Merit pay
When the bosses who run the nation's two largest teacher unions claim to favor merit pay, it's time to check the fine print.
On Monday, for instance, Randi Weingarten, the newly elected president of the American Federation of Teachers, said she supports tying teacher pay to student performance.
Or did she?
In her first major address since being elected by a majority of the AFT's 1.4 million members, Ms. Weingarten told the National Press Club that "of course there is" a role for performance-based compensation.
Why, Barack Obama was booed by teachers when he mentioned such a notion while attending teacher union meetings during the campaign.
But what Ms. Weingarten has in mind -- while a step forward from the one-size-fits-all wage scales that now dominate the nation's public schools -- is not a system in which individual teachers who stand out are rewarded for their competence and service.

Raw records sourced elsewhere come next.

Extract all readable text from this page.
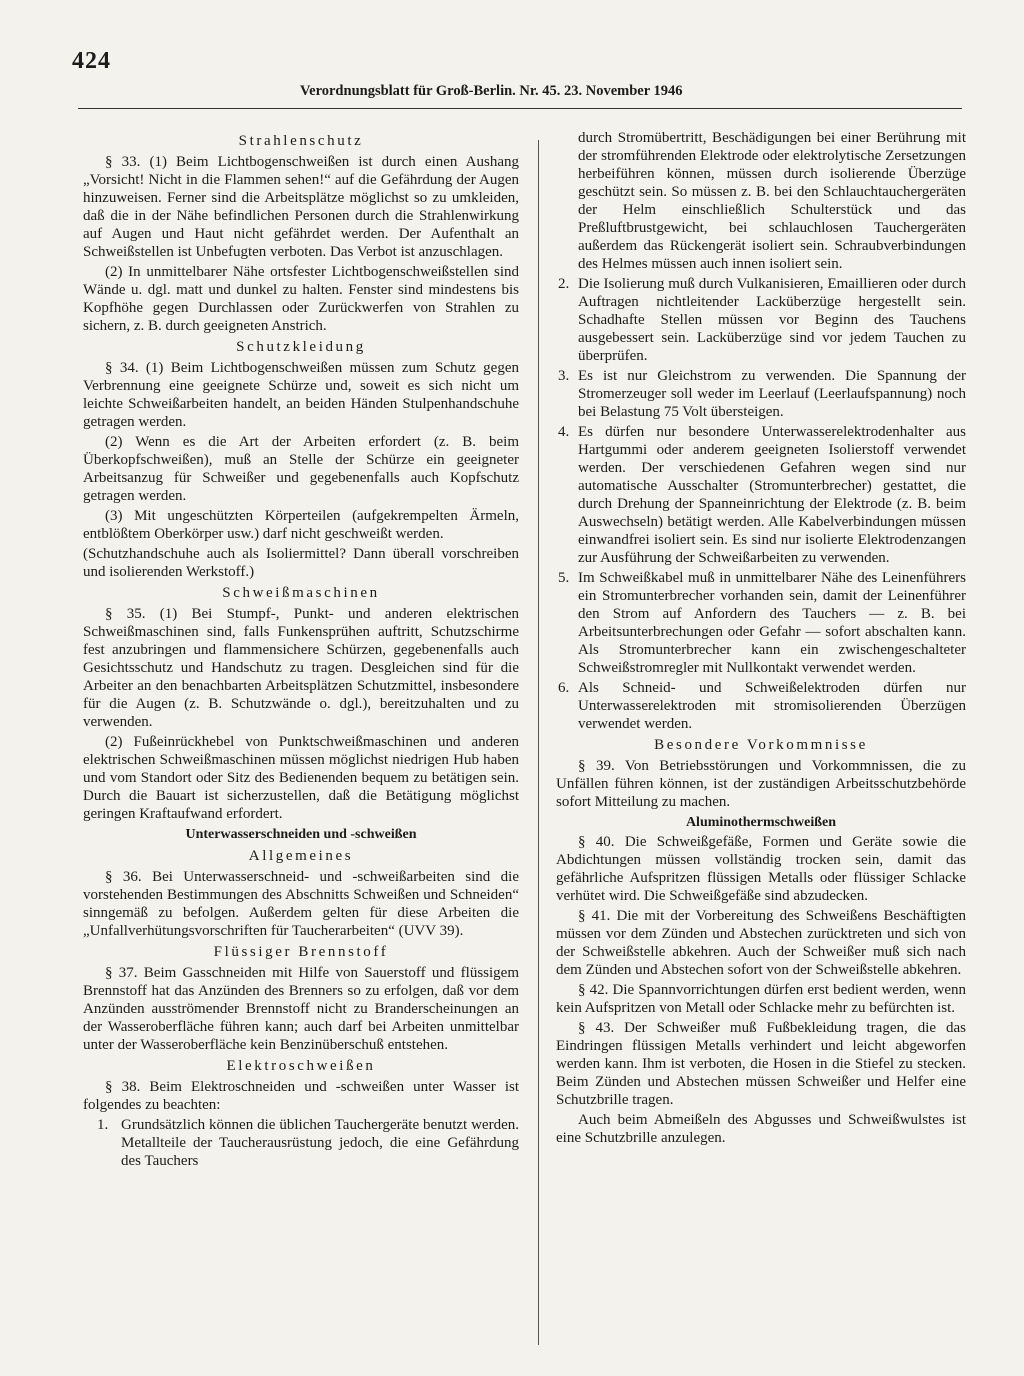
424
Verordnungsblatt für Groß-Berlin. Nr. 45. 23. November 1946
Strahlenschutz

§ 33. (1) Beim Lichtbogenschweißen ist durch einen Aushang „Vorsicht! Nicht in die Flammen sehen!“ auf die Gefährdung der Augen hinzuweisen. Ferner sind die Arbeitsplätze möglichst so zu umkleiden, daß die in der Nähe befindlichen Personen durch die Strahlenwirkung auf Augen und Haut nicht gefährdet werden. Der Aufenthalt an Schweißstellen ist Unbefugten verboten. Das Verbot ist anzuschlagen.

(2) In unmittelbarer Nähe ortsfester Lichtbogenschweißstellen sind Wände u. dgl. matt und dunkel zu halten. Fenster sind mindestens bis Kopfhöhe gegen Durchlassen oder Zurückwerfen von Strahlen zu sichern, z. B. durch geeigneten Anstrich.

Schutzkleidung

§ 34. (1) Beim Lichtbogenschweißen müssen zum Schutz gegen Verbrennung eine geeignete Schürze und, soweit es sich nicht um leichte Schweißarbeiten handelt, an beiden Händen Stulpenhandschuhe getragen werden.

(2) Wenn es die Art der Arbeiten erfordert (z. B. beim Überkopfschweißen), muß an Stelle der Schürze ein geeigneter Arbeitsanzug für Schweißer und gegebenenfalls auch Kopfschutz getragen werden.

(3) Mit ungeschützten Körperteilen (aufgekrempelten Ärmeln, entblößtem Oberkörper usw.) darf nicht geschweißt werden.

(Schutzhandschuhe auch als Isoliermittel? Dann überall vorschreiben und isolierenden Werkstoff.)

Schweißmaschinen

§ 35. (1) Bei Stumpf-, Punkt- und anderen elektrischen Schweißmaschinen sind, falls Funkensprühen auftritt, Schutzschirme fest anzubringen und flammensichere Schürzen, gegebenenfalls auch Gesichtsschutz und Handschutz zu tragen. Desgleichen sind für die Arbeiter an den benachbarten Arbeitsplätzen Schutzmittel, insbesondere für die Augen (z. B. Schutzwände o. dgl.), bereitzuhalten und zu verwenden.

(2) Fußeinrückhebel von Punktschweißmaschinen und anderen elektrischen Schweißmaschinen müssen möglichst niedrigen Hub haben und vom Standort oder Sitz des Bedienenden bequem zu betätigen sein. Durch die Bauart ist sicherzustellen, daß die Betätigung möglichst geringen Kraftaufwand erfordert.

Unterwasserschneiden und -schweißen
Allgemeines

§ 36. Bei Unterwasserschneid- und -schweißarbeiten sind die vorstehenden Bestimmungen des Abschnitts Schweißen und Schneiden“ sinngemäß zu befolgen. Außerdem gelten für diese Arbeiten die „Unfallverhütungsvorschriften für Taucherarbeiten“ (UVV 39).

Flüssiger Brennstoff

§ 37. Beim Gasschneiden mit Hilfe von Sauerstoff und flüssigem Brennstoff hat das Anzünden des Brenners so zu erfolgen, daß vor dem Anzünden ausströmender Brennstoff nicht zu Branderscheinungen an der Wasseroberfläche führen kann; auch darf bei Arbeiten unmittelbar unter der Wasseroberfläche kein Benzinüberschuß entstehen.

Elektroschweißen

§ 38. Beim Elektroschneiden und -schweißen unter Wasser ist folgendes zu beachten:

1. Grundsätzlich können die üblichen Tauchergeräte benutzt werden. Metallteile der Taucherausrüstung jedoch, die eine Gefährdung des Tauchers
durch Stromübertritt, Beschädigungen bei einer Berührung mit der stromführenden Elektrode oder elektrolytische Zersetzungen herbeiführen können, müssen durch isolierende Überzüge geschützt sein. So müssen z. B. bei den Schlauchtauchergeräten der Helm einschließlich Schulterstück und das Preßluftbrustgewicht, bei schlauchlosen Tauchergeräten außerdem das Rückengerät isoliert sein. Schraubverbindungen des Helmes müssen auch innen isoliert sein.
2. Die Isolierung muß durch Vulkanisieren, Emaillieren oder durch Auftragen nichtleitender Lacküberzüge hergestellt sein. Schadhafte Stellen müssen vor Beginn des Tauchens ausgebessert sein. Lacküberzüge sind vor jedem Tauchen zu überprüfen.
3. Es ist nur Gleichstrom zu verwenden. Die Spannung der Stromerzeuger soll weder im Leerlauf (Leerlaufspannung) noch bei Belastung 75 Volt übersteigen.
4. Es dürfen nur besondere Unterwasserelektrodenhalter aus Hartgummi oder anderem geeigneten Isolierstoff verwendet werden. Der verschiedenen Gefahren wegen sind nur automatische Ausschalter (Stromunterbrecher) gestattet, die durch Drehung der Spanneinrichtung der Elektrode (z. B. beim Auswechseln) betätigt werden. Alle Kabelverbindungen müssen einwandfrei isoliert sein. Es sind nur isolierte Elektrodenzangen zur Ausführung der Schweißarbeiten zu verwenden.
5. Im Schweißkabel muß in unmittelbarer Nähe des Leinenführers ein Stromunterbrecher vorhanden sein, damit der Leinenführer den Strom auf Anfordern des Tauchers — z. B. bei Arbeitsunterbrechungen oder Gefahr — sofort abschalten kann. Als Stromunterbrecher kann ein zwischengeschalteter Schweißstromregler mit Nullkontakt verwendet werden.
6. Als Schneid- und Schweißelektroden dürfen nur Unterwasserelektroden mit stromisolierenden Überzügen verwendet werden.
Besondere Vorkommnisse

§ 39. Von Betriebsstörungen und Vorkommnissen, die zu Unfällen führen können, ist der zuständigen Arbeitsschutzbehörde sofort Mitteilung zu machen.

Aluminothermschweißen

§ 40. Die Schweißgefäße, Formen und Geräte sowie die Abdichtungen müssen vollständig trocken sein, damit das gefährliche Aufspritzen flüssigen Metalls oder flüssiger Schlacke verhütet wird. Die Schweißgefäße sind abzudecken.

§ 41. Die mit der Vorbereitung des Schweißens Beschäftigten müssen vor dem Zünden und Abstechen zurücktreten und sich von der Schweißstelle abkehren. Auch der Schweißer muß sich nach dem Zünden und Abstechen sofort von der Schweißstelle abkehren.

§ 42. Die Spannvorrichtungen dürfen erst bedient werden, wenn kein Aufspritzen von Metall oder Schlacke mehr zu befürchten ist.

§ 43. Der Schweißer muß Fußbekleidung tragen, die das Eindringen flüssigen Metalls verhindert und leicht abgeworfen werden kann. Ihm ist verboten, die Hosen in die Stiefel zu stecken. Beim Zünden und Abstechen müssen Schweißer und Helfer eine Schutzbrille tragen.

Auch beim Abmeißeln des Abgusses und Schweißwulstes ist eine Schutzbrille anzulegen.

Instead, Ms. Weingarten wants any "merit" pay to be school-wide, spread among all the teachers at a specific campus that shows improvement, rather than actually directed toward those who led the charge. Ms. Weingarten cited New York City's "merit" pay structure, where teachers at 200 at-risk schools may receive bonuses if school-wide test scores show improvement.
Under Ms. Weingarten's version of "merit" pay, teachers whose students struggle to move forward would receive the same salary hikes as those whose young charges show dramatic improvement; good teachers in hard-to-find specialties would receive the same bonus raises as the gym teacher down the hall.
And there would still be no penalty for teachers on failing campuses whose students are pushed forward each year and arrive in junior high school -- or even high school -- unable to comprehend a simple paragraph or do their multiplication tables.
At this point, reformers should be happy with any union movement on this topic, at all. But a true "merit" pay system would include raises for individual teachers who have demonstrated the skills necessary to ensure that kids leave their classrooms with a better mastery of the subject matter than when they first arrived.